Im 22. Band hat sich der Germanist und Sozialwissenschaftler Hans Frey eines ganz besonderen Autors angenommen – des Amerikaners Alfred Bester. Die Besonderheit Besters liegt darin, dass er mit seinem ersten Roman auf Anhieb den ersten HUGO-Award in der Sparte »Bester Roman« überhaupt 1953 gewann, und seine Beliebtheit auf nur zwei Romanen fußt: »The Demolished Man« und »The Stars my Destination«.
Hans Frey nennt Alfred Bester einen »Tycoon der Science Fiction«, der Klappentext schiebt auch gleich eine Erklärung hinterher: »Der Begriff »Tycoon« kommt ursprünglich aus der Ökonomie und bezeichnet einen enorm vitalen, dynamischen und einflussreichen Wirtschaftsführer, der außerordentliche Leistungen und Erfolge vorzuweisen hat.
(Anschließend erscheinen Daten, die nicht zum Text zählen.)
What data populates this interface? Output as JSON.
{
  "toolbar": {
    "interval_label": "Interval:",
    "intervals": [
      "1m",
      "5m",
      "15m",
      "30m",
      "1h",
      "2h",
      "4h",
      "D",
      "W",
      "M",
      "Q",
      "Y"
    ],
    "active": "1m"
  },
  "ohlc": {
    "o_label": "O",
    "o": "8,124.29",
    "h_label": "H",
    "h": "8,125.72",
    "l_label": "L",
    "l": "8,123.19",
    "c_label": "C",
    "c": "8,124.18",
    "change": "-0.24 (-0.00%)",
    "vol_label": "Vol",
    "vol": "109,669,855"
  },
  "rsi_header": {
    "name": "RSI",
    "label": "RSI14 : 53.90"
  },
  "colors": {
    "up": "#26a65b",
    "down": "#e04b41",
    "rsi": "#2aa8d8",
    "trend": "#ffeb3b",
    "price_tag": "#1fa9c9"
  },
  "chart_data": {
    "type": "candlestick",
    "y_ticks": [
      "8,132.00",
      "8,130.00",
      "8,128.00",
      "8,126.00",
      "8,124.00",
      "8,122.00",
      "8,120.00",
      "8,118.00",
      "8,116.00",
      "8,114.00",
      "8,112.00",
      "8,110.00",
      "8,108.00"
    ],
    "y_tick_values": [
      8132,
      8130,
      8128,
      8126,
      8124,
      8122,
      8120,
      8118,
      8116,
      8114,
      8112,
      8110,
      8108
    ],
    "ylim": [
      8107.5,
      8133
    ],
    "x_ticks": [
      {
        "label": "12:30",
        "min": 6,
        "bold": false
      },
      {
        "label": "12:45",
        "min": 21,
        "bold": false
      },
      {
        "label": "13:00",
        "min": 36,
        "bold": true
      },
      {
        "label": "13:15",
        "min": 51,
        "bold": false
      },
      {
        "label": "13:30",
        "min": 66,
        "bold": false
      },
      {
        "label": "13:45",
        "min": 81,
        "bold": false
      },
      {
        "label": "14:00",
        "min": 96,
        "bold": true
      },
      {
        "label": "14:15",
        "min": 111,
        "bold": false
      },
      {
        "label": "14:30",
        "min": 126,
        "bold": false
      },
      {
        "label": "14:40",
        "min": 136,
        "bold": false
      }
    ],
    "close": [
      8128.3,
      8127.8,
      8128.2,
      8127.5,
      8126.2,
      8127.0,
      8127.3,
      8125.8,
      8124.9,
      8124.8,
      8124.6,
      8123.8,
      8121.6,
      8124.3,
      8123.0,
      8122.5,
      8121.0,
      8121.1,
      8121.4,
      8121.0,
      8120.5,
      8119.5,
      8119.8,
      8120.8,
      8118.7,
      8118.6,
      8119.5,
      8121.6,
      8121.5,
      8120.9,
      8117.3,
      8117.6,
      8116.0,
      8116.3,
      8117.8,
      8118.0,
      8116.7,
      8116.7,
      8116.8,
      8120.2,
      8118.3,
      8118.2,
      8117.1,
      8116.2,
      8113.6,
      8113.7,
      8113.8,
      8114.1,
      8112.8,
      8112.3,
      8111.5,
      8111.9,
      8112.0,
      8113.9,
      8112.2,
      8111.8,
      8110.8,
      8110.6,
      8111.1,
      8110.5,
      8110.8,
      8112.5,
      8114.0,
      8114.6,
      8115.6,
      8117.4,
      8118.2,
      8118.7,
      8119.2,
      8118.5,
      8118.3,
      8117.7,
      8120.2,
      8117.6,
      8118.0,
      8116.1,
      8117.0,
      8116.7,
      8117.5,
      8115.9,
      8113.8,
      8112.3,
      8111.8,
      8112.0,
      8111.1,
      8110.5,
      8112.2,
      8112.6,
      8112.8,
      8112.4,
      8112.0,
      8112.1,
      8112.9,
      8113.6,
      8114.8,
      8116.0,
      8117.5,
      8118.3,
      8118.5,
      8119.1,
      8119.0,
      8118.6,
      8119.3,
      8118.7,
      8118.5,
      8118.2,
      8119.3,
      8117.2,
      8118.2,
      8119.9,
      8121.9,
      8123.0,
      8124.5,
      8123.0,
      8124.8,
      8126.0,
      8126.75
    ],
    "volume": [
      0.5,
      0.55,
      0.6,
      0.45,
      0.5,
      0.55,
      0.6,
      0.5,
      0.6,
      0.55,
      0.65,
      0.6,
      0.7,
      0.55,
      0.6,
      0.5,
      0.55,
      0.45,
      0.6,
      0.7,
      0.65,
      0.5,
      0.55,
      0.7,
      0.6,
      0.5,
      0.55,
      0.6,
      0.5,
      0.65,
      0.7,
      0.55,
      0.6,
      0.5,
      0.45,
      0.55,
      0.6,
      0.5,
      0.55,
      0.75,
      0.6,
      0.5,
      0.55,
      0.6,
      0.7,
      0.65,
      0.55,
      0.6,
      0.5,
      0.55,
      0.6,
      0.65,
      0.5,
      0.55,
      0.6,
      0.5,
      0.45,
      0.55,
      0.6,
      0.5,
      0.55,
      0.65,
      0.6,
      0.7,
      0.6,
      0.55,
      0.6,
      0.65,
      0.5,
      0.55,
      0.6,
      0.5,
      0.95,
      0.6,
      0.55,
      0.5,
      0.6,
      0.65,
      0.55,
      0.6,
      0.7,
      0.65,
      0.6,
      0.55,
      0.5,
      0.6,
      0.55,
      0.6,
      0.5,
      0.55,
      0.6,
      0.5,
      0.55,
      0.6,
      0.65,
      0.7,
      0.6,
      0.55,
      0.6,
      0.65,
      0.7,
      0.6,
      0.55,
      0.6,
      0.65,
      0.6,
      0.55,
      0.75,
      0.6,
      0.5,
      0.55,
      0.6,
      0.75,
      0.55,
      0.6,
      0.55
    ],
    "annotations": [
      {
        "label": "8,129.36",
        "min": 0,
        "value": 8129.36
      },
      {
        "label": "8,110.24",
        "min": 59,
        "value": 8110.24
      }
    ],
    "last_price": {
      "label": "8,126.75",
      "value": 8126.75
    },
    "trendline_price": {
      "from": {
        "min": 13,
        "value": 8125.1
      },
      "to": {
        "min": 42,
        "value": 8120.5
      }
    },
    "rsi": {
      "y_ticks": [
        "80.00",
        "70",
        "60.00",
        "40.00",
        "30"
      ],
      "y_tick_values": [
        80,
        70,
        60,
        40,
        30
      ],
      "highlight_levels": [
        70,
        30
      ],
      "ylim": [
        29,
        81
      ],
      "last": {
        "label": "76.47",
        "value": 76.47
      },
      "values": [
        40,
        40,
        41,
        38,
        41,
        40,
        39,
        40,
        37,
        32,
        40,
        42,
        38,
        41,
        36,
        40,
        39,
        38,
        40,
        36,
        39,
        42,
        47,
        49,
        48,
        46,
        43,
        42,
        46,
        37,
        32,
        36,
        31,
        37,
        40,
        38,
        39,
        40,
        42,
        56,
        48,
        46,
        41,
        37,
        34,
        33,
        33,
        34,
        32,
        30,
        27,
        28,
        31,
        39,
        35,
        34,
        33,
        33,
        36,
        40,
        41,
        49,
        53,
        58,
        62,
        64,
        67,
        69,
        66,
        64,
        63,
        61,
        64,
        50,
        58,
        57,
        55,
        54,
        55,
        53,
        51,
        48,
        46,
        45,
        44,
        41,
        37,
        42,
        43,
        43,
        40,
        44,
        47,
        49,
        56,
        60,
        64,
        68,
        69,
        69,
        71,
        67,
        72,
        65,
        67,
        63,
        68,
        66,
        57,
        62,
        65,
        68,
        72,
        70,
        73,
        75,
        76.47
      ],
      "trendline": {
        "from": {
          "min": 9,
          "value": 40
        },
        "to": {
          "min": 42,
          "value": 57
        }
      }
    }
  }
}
Übertragen auf das Gebiet der Science Fiction kann auch der US-Amerikaner Alfred Bester (1913 – 1987) die Bezeichnung »Tycoon« für sich in Anspruch nehmen.«
Wie gewohnt listet der Band, der von einer Vignette aus der Feder des Graphikers molosovsky geziert wird, nicht nur alle Kurzgeschichten und Romane von Alfred Bester auf, sondern stellt diese auch inhaltlich vor (besonders interessant ist dies bei den frühen Kurzgeschichten von Bester, die nie auf Deutsch erschienen) und versucht diese auch in die Schaffensperioden einzuordnen. Bei den Romanen erhält man als Leser auch eine Analyse des Inhalts und erfährt auch detailliert, warum Bester später sogar von der SF-Kritik als erster New Wave- und auch erster Cyberpunk-Autor bezeichnet wurde.
Zahlreiche Abbildungen, eine umfassende Bibliographie von Hans-Peter Neumann und ein Essay von Michael K. Iwoleit, der 1993 bereits in NOVA erschien und später lange Zeit auch bei SF-Fan.de zu finden war, runden den Band ab. Michael Iwoleit konzentriert sich dabei auf das oft vergessene Kurzgeschichtenwerk Besters.
Etwas schade ist aber, dass der Autor Hans Frey seine Analysen auf einer unvollständige Kenntnis der Sekundärliteratur fußt und dabei z.B. ein so wichtiges Werk wie »Alfred Bester: Redemolished«, das immerhin auch geholfen hätte, seine Beziehung zur Science Fiction noch besser zu beleuchten, nicht zur Hand nahm. Immerhin enthält es vier Essays von Alfred Bester über Science Fiction, in denen er auch viel über die Entstehung seiner beiden berühmten Romane erzählt. Aber auch der in den späteren Romanfassungen gekippte Prolog von »The Demolished Man«, der nur beim ersten Abdruck in Galaxy zu finden war und später einer Kürzung wegen Papierknappheit zum Opfer fiel, und in »Redemolished« nachzulesen ist, wird vom Autor Hans Frey nicht erwähnt oder gar berücksichtigt. Er ordnet das Buch als »Aufbereitung alter Storys« falsch als reinen Kurzgeschichtensammelband ein.
Was er dabei verliert, ist allerdings nicht unerheblich: so bleibt u.a. deshalb die zweite wichtige Grundlage für die Entstehung des Romans »The Stars my Destination« (ein Artikel aus dem National Geographic) unberücksichtigt, die komplexe Geschichte der unterschiedlichen britischen und amerikanischen Romanfassungen von »Tiger, Tiger« und »The Stars my Destination«, die erst 1996 mit einer quasi-Melange aus beiden zu einem Ende gebracht wurde, wird nicht erwähnt, und die korrekte Einordnung des Mainstream-Romans »Who he?«, dessen Filmrechte verkauft wurden und Bester ein paar Jahre lang eine finanzielle Unabhängigkeit ermöglichten, findet auch nicht statt.
Alles Kleinigkeiten natürlich, deren Berücksichtigung man allerdings als Experte doch vermisst, wenn es um das Verständnis der Person Besters und die Analyse der Entstehungsgeschichte seiner zwei wichtigen SF-Romane geht. Und so fällt man ein Urteil etwas getrübt aus: Ja, wer Alfred Bester und sein Werk näher kennen lernen will, sollte diesen Band kaufen und lesen. Wer Bester Werk allerdings schon etwas besser kennt, muss diesen Band nicht unbedingt haben. Schade.